Methods: We used data (N = 273) from AssetsAfrica. Fifty-four percent (n = 148) of the sample was assigned to the intervention group. Self-perceived health was measured by a single item that asked individuals to describe their health status. We used propensity score analysis to examine the impact of AssetsAfrica on self-perceived health. Data were collected pre- and post-intervention.    

Results: A majority of participants were men (55%) and most (86%) have some formal education. Most individuals (79%) rated their health as good or better. Treatment participants have higher odds of positive self-rated health status (AOR = 2.02, 95% CI 0.97–4.22, P < 0.10) than comparison participants.     

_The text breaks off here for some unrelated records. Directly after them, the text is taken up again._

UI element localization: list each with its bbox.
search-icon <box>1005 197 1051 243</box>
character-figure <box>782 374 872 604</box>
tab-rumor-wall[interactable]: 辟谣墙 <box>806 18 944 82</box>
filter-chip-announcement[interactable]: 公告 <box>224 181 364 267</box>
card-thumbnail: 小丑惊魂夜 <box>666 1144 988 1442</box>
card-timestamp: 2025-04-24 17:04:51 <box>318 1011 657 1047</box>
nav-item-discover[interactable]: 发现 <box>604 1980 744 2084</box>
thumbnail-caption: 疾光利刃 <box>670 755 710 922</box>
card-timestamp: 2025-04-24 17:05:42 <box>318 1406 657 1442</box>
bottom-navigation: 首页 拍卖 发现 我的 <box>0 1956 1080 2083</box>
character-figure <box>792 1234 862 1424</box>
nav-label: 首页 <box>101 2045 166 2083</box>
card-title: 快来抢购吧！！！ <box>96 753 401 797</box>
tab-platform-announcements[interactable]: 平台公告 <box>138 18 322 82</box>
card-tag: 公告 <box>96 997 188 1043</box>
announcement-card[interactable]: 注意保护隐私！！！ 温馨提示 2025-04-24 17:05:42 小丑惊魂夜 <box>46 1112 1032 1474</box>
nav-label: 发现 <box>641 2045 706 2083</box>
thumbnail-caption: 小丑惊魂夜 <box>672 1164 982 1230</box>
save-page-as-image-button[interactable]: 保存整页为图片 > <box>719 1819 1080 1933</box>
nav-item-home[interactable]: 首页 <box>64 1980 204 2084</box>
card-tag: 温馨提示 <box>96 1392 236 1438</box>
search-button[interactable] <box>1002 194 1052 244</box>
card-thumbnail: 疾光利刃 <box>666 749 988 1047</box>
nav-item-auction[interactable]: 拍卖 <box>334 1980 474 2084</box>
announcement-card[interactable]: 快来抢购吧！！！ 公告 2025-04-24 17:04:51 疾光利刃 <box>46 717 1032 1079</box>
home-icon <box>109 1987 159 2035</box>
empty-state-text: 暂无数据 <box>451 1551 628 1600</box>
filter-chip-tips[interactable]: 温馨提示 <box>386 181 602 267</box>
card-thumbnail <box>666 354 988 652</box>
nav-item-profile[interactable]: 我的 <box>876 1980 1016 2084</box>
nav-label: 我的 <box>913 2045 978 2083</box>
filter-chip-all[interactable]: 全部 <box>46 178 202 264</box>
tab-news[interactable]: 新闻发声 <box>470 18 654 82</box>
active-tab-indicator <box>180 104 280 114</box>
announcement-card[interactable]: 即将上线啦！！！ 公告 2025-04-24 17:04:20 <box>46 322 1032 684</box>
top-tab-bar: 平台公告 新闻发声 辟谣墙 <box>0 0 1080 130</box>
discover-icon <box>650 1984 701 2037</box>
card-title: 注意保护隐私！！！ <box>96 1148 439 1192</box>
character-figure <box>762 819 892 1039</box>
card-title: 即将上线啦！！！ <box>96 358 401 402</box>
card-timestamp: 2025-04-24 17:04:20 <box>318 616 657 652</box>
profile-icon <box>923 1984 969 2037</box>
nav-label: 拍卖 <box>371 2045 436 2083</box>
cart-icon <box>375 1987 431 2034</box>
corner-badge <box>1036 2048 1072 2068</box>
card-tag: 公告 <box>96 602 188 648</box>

Discussion: The positive impact of AssetsAfrica on self-perceived health status suggests that an economic strengthening program may have potential utility as a health-related intervention. In particular, asset development programs may positively influence health perception. Better self-perceived health, in turn, is associated with desirable health outcomes including higher life expectancy.

Learning Areas:

Planning of health education strategies, interventions, and programs
Public health or related public policy
Public health or related research

Learning Objectives:
Evaluate the impact of an asset development program on health-related outcomes Discuss potential utility of an asset building program as a structural, health-related intervention

Keyword(s): International Health, Poverty

Presenting author's disclosure statement:

Qualified on the content I am responsible for because: I am the principal investigator of the project. I have more than 10 years of experience implementing and evaluating economic security and health-related programs for low-income individuals and families in sub-Saharan Africa.
Any relevant financial relationships? No

I agree to comply with the American Public Health Association Conflict of Interest and Commercial Support Guidelines, and to disclose to the participants any off-label or experimental uses of a commercial product or service discussed in my presentation.